La noche anterior, la peregrinación los llevó al Valle del Lunarejo, donde decenas de fogones iluminaron y calentaron a los jóvenes que se sentaban a tocar la guitarra y jugar al truco.
“No había listas, no había corrientes, había partido”, subrayó Delgado un día después, destacando que la marcha hacia Masoller fue “la más grande” desde 2004, cuando se cumplieron cien años de la muerte de Saravia.
Aunque no estuvo presente el expresidente Luis Lacalle Pou, su figura de líder indiscutible fue invocada por los militantes en varias instancias de la marcha, desde pegotines con su rostro hasta algunos gritos efusivos durante el discurso de Delgado.
“La gente empieza a resignarse y no lo podemos permitir. Tenemos que tener una tarea militante permanente para ser la opción que genere esperanza para volver al gobierno en 2030 como el Uruguay se lo merece con el Partido Nacional encabezando una coalición de gobierno”, arengó Delgado.
Hubo entonces gritos de “¡Luis, Luis!” desde la multitud, en la que hasta último momento algunos todavía preguntaban si vendría el expresidente, que sí estuvo presente un año atrás.
Las referencias a Lacalle Pou y a su gobierno se hicieron presentes en el discurso de Delgado, quien cuestionó la actitud del actual oficialismo por ir en contra del legado de la última administración.
“Hay un embate estos días contra proyectos que ha hecho nuestro gobierno encabezado por Luis Lacalle Pou.

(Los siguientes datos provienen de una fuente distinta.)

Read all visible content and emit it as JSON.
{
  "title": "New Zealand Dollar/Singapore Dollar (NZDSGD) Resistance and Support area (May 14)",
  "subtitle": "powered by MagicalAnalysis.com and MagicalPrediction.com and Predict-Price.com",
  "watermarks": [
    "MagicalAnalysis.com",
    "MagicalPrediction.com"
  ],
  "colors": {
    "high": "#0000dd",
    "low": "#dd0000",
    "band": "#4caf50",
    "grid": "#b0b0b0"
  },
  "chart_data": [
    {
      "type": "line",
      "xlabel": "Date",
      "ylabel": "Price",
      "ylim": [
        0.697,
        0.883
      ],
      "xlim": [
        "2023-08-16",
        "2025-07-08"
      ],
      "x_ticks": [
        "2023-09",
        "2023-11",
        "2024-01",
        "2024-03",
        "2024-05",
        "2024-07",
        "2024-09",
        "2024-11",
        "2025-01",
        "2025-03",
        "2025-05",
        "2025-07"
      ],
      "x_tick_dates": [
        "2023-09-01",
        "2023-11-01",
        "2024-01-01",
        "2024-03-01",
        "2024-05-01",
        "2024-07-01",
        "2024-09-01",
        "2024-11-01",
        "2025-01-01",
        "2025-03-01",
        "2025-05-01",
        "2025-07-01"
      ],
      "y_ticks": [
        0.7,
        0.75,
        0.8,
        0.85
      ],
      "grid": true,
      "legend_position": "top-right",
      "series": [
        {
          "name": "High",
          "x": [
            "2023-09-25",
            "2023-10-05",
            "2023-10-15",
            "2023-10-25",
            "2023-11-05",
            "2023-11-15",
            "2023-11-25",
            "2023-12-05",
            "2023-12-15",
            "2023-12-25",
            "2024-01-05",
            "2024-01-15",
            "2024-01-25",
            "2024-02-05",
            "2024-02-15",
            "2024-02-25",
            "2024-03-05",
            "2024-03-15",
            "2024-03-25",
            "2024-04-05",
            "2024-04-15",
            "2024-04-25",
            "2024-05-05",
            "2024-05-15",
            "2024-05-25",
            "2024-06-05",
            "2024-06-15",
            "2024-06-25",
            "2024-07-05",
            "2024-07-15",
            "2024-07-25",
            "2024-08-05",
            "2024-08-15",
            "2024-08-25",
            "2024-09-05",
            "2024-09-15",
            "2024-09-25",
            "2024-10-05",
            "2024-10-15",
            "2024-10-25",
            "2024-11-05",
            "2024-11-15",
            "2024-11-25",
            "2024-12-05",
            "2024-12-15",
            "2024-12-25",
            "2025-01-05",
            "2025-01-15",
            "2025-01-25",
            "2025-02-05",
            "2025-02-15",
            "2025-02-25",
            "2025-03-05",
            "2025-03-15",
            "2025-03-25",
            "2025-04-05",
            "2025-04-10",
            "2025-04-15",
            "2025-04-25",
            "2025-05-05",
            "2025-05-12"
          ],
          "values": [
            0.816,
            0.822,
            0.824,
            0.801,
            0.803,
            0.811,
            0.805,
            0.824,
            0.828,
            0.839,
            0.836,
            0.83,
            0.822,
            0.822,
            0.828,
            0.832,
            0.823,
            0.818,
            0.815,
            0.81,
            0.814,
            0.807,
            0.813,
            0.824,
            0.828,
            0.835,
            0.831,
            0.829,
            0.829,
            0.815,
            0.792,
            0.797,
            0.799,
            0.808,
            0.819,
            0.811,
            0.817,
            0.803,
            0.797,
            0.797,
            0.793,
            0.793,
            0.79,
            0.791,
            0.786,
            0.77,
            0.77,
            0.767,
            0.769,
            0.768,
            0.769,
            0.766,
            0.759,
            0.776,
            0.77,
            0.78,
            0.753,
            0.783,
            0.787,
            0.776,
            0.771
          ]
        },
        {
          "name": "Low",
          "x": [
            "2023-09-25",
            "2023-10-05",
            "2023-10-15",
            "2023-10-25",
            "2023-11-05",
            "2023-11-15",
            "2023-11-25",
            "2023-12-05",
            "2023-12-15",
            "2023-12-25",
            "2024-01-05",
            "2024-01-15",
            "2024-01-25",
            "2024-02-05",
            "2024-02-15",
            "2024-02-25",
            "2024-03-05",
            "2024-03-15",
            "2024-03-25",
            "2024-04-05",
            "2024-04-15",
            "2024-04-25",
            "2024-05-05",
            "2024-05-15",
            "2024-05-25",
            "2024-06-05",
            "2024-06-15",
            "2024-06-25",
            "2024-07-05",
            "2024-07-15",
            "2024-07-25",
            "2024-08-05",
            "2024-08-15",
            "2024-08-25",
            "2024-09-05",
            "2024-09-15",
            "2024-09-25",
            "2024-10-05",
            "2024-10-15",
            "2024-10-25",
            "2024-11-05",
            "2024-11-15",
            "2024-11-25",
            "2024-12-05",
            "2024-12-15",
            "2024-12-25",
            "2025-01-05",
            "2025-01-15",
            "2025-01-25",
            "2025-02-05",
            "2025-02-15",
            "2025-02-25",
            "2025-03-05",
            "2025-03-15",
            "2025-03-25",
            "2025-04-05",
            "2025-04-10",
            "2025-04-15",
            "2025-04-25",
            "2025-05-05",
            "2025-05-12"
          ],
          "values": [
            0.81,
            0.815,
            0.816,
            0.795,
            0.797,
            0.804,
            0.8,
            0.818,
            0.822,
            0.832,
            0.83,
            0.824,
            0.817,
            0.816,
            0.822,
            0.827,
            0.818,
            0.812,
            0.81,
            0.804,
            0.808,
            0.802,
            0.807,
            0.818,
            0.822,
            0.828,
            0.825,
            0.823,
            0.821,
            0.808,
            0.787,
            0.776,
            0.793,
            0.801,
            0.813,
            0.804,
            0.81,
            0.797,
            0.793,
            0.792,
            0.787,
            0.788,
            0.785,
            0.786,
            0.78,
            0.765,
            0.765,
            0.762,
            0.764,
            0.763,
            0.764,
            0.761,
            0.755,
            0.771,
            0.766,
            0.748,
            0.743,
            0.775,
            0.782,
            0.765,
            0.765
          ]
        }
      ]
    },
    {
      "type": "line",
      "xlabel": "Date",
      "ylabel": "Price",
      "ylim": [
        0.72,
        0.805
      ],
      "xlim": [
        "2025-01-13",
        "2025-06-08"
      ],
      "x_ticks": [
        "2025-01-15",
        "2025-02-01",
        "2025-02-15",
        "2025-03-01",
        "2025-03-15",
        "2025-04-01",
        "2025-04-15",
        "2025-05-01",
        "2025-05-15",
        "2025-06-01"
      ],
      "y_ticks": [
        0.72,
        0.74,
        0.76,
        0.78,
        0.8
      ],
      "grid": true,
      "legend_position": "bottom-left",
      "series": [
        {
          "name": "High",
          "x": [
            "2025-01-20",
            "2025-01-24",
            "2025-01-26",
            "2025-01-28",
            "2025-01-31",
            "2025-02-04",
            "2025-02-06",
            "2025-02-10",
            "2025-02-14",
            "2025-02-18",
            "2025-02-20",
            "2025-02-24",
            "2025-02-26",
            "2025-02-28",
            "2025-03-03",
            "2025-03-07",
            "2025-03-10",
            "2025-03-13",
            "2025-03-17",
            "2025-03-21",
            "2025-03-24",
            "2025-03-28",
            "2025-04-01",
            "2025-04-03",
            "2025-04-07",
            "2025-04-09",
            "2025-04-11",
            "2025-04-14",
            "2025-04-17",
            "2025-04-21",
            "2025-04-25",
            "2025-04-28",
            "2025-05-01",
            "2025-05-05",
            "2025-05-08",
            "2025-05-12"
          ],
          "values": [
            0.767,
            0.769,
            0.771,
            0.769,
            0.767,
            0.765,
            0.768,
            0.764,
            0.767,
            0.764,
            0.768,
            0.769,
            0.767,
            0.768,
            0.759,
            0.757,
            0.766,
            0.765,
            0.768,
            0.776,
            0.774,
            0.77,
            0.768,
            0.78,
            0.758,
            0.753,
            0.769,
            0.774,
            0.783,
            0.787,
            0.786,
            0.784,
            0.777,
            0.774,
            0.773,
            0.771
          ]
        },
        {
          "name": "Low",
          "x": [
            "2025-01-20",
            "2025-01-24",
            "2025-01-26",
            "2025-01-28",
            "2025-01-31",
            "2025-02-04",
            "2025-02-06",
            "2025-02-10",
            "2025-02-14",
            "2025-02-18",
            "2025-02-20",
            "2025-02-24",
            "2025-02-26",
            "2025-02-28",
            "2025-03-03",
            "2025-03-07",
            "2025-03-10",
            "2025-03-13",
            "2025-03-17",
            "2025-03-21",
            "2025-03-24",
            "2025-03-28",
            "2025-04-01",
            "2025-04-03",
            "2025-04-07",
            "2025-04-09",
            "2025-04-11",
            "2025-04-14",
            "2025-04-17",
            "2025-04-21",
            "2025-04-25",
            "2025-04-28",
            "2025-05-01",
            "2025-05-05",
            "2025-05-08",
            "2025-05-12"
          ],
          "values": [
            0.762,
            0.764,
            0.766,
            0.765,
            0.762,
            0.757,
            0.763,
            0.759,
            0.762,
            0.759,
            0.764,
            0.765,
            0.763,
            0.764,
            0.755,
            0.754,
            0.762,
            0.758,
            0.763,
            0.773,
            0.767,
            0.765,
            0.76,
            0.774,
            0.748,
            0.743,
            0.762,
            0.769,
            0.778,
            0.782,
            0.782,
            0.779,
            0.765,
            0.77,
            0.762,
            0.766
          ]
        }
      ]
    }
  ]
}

Hay embates en el sentido de desmontar y de cuestionar los proyectos y sus responsables”, mencionó el presidente del directorio blanco, poco después de que el Frente Amplio apuntara contra Lacalle Pou por el caso Cardama.
“Los que nos tocan la oreja no saben dónde meten el dedo”, dijo Delgado, citando una frase del caudillo Wilson Ferreira Aldunate.
Delgado dijo que además de ser perseverantes en el control al gobierno, el Partido Nacional debe “generar esperanza” y propuestas para un próximo gobierno. “Para cuando dentro de tres años nos toque gobernar de vuelta”, afirmó.
Aunque el gran homenaje a Saravia es la marcha a Masoller, semanas atrás los blancos habían tenido otro gesto hacia su caudillo.
Al cumplirse los 170 años del nacimiento de Saravia, se reinauguró la estancia El Cordobés, en Cerro Largo, y el Museo General Aparicio Saravia.
“Se hizo una marcha y un acto bajo lluvia reabriendo la casa de Aparicio Saravia en El Cordobés”, recordó Delgado. “Es difícil de explicar, pero se lo merecía Saravia”.
El presidente del directorio blanco hizo hincapié en que los blancos de hoy en día son “dignos” de llevar la divisa “en el sombrero o en el corazón”.
“En las generaciones que vengan dentro de un tiempo me encantaría que miren para atrás y digan que esta generación hizo su parte y sobre todo que estuvo a la altura de la historia”, concluyó, antes de narrar la historia de la muerte de Aparicio.